第一章
「この世界は確実に蝕まれている…」 アタシは通信がそのままになっていることを忘れて呟く。
「そうかもね」「でも人々はあまり危機的には感じていないようだよ」「現実逃避ってやつ?」 腕輪型の通信機から、浮かび上がる電子画面に一人の可愛らしい少年が映し出されて顔に似合わない毒を吐く。
彼の今まで聞いたことのない、ぶっきらぼうな声に、あたしはハッとし慌てて謝った。
「ごっちん、ごめんね…」「たぶん、みんな、ちゃんと判断はしているとは思うよ」「ただ、人の気持ちが係ることだから、一つのものには当てはまらない難しいものなんだよ」
「アタシが強く思い、信じて願うことは、自分の理念を最後まで貫き、決断すること」「後悔はしていいけど、またきちんと前を向いて、戦えること・・・」
「確かに、アタシは、世間に皮肉を持っていることは事実だよ」
「でも、人を見捨てることはできないから、こうしているんだ」
それは紛れもない、本音だった。
彼の言葉には人への嫌悪がわずかに含まれていることが分かったため、諭すつもりで自分の本音も言った。
彼等に『なぜ自分達だけが戦わないといけない!』という疑念と失望を与えてはいけないからだ。
それを自覚してしまえば、すべての"絶望"を意味してしまう…
アタシの言葉に男子達は、押し黙り、考え込むような溜め息を吐いた。
気まずい空気が流れた。
静かなでこんなにも重い空気とアタシは感じながら、押し黙ってしまった彼らに何も言えずに、口元だけを不甲斐なく動かして、言葉を探していた。
すると、さっきのアイドルグループたちの記者会見が終わったようで、今度は彼らのライブが始まったようだった。
歌声が降り注いできた。
今度は、屋内のライブ会場で抽選に選ばれたファンたちの前で歌とダンスを披露していた。
毎回こうした抽選会などは行われていて、”勝利記念ライブ”と世間では云われていたが、毎度のことだが、このライブ他のアイドルのライブよりもかなりの倍率を誇っていて、有名だった。

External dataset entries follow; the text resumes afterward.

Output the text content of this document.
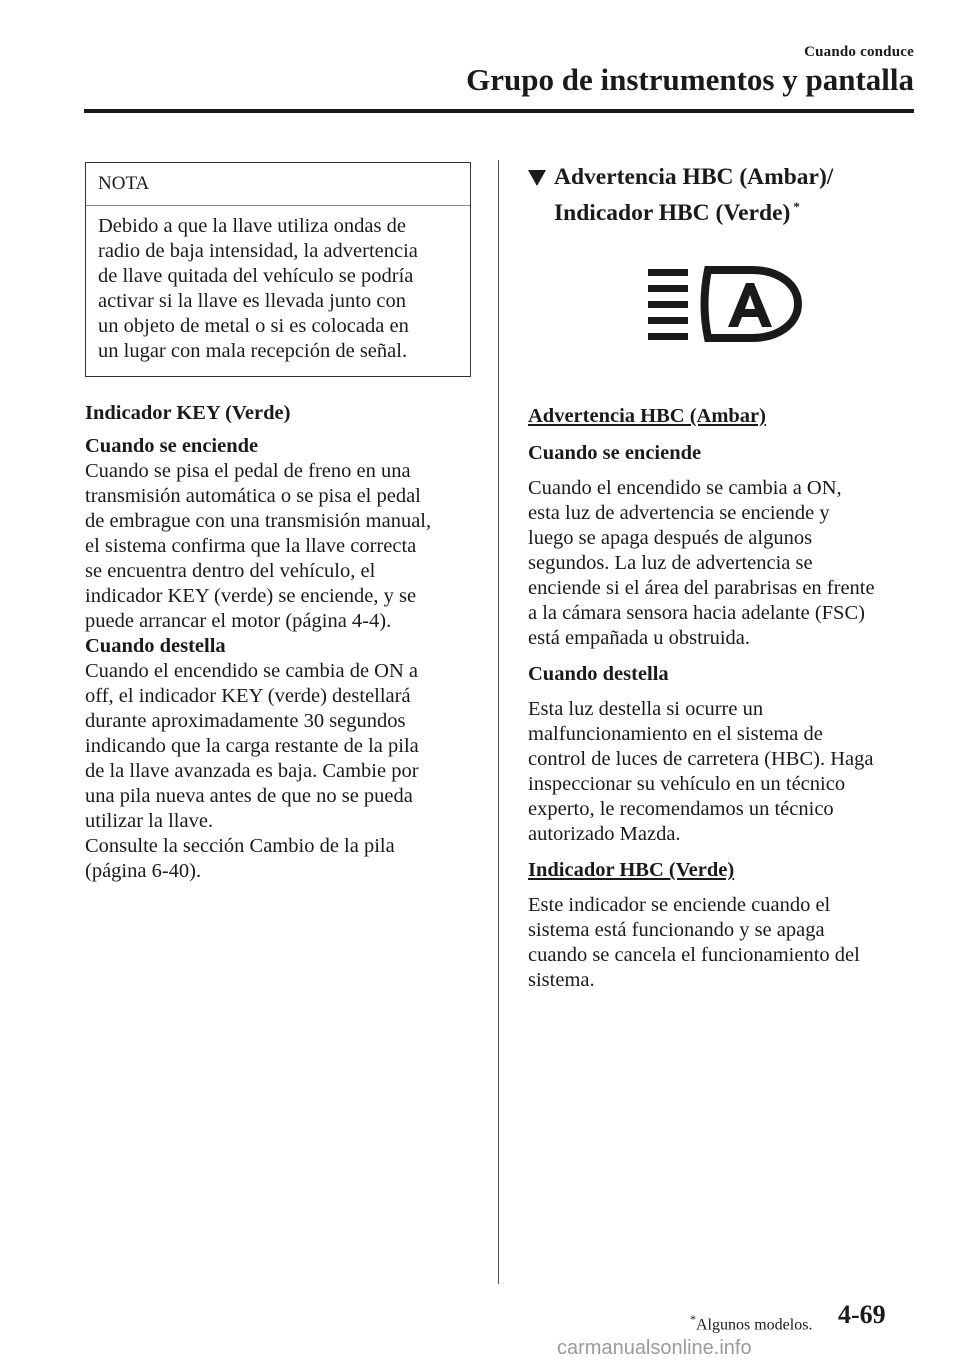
Cuando conduce
Grupo de instrumentos y pantalla
NOTA
Debido a que la llave utiliza ondas de
radio de baja intensidad, la advertencia
de llave quitada del vehículo se podría
activar si la llave es llevada junto con
un objeto de metal o si es colocada en
un lugar con mala recepción de señal.
Indicador KEY (Verde)
Cuando se enciende
Cuando se pisa el pedal de freno en una
transmisión automática o se pisa el pedal
de embrague con una transmisión manual,
el sistema confirma que la llave correcta
se encuentra dentro del vehículo, el
indicador KEY (verde) se enciende, y se
puede arrancar el motor (página 4-4).
Cuando destella
Cuando el encendido se cambia de ON a
off, el indicador KEY (verde) destellará
durante aproximadamente 30 segundos
indicando que la carga restante de la pila
de la llave avanzada es baja. Cambie por
una pila nueva antes de que no se pueda
utilizar la llave.
Consulte la sección Cambio de la pila
(página 6-40).
Advertencia HBC (Ambar)/
Indicador HBC (Verde) *
Advertencia HBC (Ambar)
Cuando se enciende
Cuando el encendido se cambia a ON,
esta luz de advertencia se enciende y
luego se apaga después de algunos
segundos. La luz de advertencia se
enciende si el área del parabrisas en frente
a la cámara sensora hacia adelante (FSC)
está empañada u obstruida.
Cuando destella
Esta luz destella si ocurre un
malfuncionamiento en el sistema de
control de luces de carretera (HBC). Haga
inspeccionar su vehículo en un técnico
experto, le recomendamos un técnico
autorizado Mazda.
Indicador HBC (Verde)
Este indicador se enciende cuando el
sistema está funcionando y se apaga
cuando se cancela el funcionamiento del
sistema.
*Algunos modelos. 4-69
carmanualsonline.info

このライブに参加できるのものは、ファンの中でもかなりの名誉なことらしい…。
8人全員が、一人一人が、キラキラと煌めき、生き生きとしてマイクを握りしめて、華麗に歌い踊りをする姿と、彼らがドアップで抜かれて、キメ顔をするたびにより一層激しく歓声が響く。
(こうしていれば、本当にアイドルなのに…)
そのライブを見ているうちに考えがまとまり、アタシは口を開いた。
「ねえ、みんな」「聞いて」
「アタシたちは目立つことはないけど、人類よりも大きな力を持っている」「その大きな力は人の生活には必要ないものだけど、大きな力を持っているということは、その力は誰かを守るためにあるんだ」「愛する人を救う力、ヒーローになんてなろうとしなくていい」
「愛する人を守ための力」「この場所を守り、帰る場所を守り、愛する人たちと暮らすために、守るんだ」「だから、何も悲しいことなんかじゃない。むなしい事でもない。誰かを愛して、誰かを救うために、戦っているんだから…」
ピーンとした空気が一変する。
沈黙した男子たちが、一気に笑い出した。
まるで、パンパンに膨らんでいた風船が針で一突きされて、破裂したようだった。